There is a lot to learn besides calculation of hop bitterness. You can simply state the bitterness utilization is assumed as 25% Bittering, 5% Flavor, 0% Aroma. If a grader is hyperfocused on how the bitterness should be calculated then they are missing the essence of the recipe question.
Stats:
Simple and easy 10% - just have the stats for your particular recipe - OG, FG, IBU, SRM, ABV - be sure they meet your recipe
Batch Size/Ingredients:
Not as simple 20% - this would be grains, water, hops, yeast, etc. Some explanation is necessary, but not so detailed as remembering a hop calculation formula IMO.
Mash/Boil/Packaging:
This is where graders start to remove points and is a difficult 35% to achieve for most - just describing a decoction mash could take a page so better to mention traditional methods and have an infusion for your recipe and why your recipe can be made in that manner. Don't forget water treatment, volumes, carrying out the mash, vorlauf, boil, hop additions, cooling, pitching, fermentation (all with temps), and packaging with priming or CO2.
How It Meets Style:
35% which should be easy, but never is - most people forget this is over 1/3 of the question and focus elsewhere. Don't regurgitate the style guidelines, explain why your recipe meets A A F M for the style.

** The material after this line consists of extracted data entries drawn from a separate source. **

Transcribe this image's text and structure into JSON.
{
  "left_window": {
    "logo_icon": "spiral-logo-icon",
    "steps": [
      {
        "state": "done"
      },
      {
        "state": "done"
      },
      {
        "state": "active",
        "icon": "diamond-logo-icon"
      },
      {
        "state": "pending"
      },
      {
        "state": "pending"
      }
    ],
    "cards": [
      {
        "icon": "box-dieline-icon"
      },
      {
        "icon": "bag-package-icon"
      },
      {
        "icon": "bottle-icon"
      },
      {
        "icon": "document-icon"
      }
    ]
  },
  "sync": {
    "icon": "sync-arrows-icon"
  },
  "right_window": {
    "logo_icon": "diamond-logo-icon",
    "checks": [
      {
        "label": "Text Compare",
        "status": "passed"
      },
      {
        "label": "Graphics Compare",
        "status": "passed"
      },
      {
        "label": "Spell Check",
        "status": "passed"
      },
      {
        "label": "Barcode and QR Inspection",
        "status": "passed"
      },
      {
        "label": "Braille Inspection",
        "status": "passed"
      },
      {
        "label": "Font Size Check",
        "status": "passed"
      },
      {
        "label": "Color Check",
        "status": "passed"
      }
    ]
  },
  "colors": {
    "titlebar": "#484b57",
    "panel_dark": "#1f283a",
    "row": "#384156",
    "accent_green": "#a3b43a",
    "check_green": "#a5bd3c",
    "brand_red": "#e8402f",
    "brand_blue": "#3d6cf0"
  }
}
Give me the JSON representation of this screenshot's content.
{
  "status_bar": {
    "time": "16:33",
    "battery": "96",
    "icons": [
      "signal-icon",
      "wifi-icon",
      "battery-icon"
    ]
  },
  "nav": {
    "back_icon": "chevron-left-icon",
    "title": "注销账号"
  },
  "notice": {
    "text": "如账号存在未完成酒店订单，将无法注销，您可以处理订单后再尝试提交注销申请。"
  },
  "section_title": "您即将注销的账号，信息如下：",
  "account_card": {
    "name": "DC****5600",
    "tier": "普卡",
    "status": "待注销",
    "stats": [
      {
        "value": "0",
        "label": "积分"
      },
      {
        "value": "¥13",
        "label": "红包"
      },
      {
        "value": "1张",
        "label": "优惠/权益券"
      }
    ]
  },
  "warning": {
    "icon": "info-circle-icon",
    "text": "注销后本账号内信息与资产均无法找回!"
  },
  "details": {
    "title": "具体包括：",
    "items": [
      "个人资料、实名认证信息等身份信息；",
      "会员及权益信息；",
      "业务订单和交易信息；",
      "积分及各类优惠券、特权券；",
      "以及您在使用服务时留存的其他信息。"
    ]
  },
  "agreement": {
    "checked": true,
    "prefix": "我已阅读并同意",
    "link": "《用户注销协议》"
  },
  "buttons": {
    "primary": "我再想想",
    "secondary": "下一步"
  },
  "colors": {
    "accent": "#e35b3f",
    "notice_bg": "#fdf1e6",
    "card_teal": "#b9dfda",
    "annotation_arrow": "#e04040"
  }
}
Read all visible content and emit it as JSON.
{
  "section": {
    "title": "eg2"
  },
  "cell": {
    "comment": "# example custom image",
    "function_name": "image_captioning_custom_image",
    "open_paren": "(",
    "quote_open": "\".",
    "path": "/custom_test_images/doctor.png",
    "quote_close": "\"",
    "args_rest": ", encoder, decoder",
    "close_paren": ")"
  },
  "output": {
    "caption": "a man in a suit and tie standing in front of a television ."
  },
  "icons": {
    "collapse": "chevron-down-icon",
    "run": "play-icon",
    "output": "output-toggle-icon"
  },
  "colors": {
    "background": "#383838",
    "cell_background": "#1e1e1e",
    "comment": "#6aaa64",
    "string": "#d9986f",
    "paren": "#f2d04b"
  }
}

Now there are 5 questions in 90 minutes which would allow you to spend 18 minutes on the question. You also have some T/F which only count against you so you must focus on them, they will not take long. Let's give them 5 minutes so now you have 17 minutes per question on the exam. All of the above must be on the page in 17 minutes or you must steal time from another question. On my last written I wrote as fast as I could and it took me around 20 minutes to put the recipe question on the page in a manner I thought would earn full marks.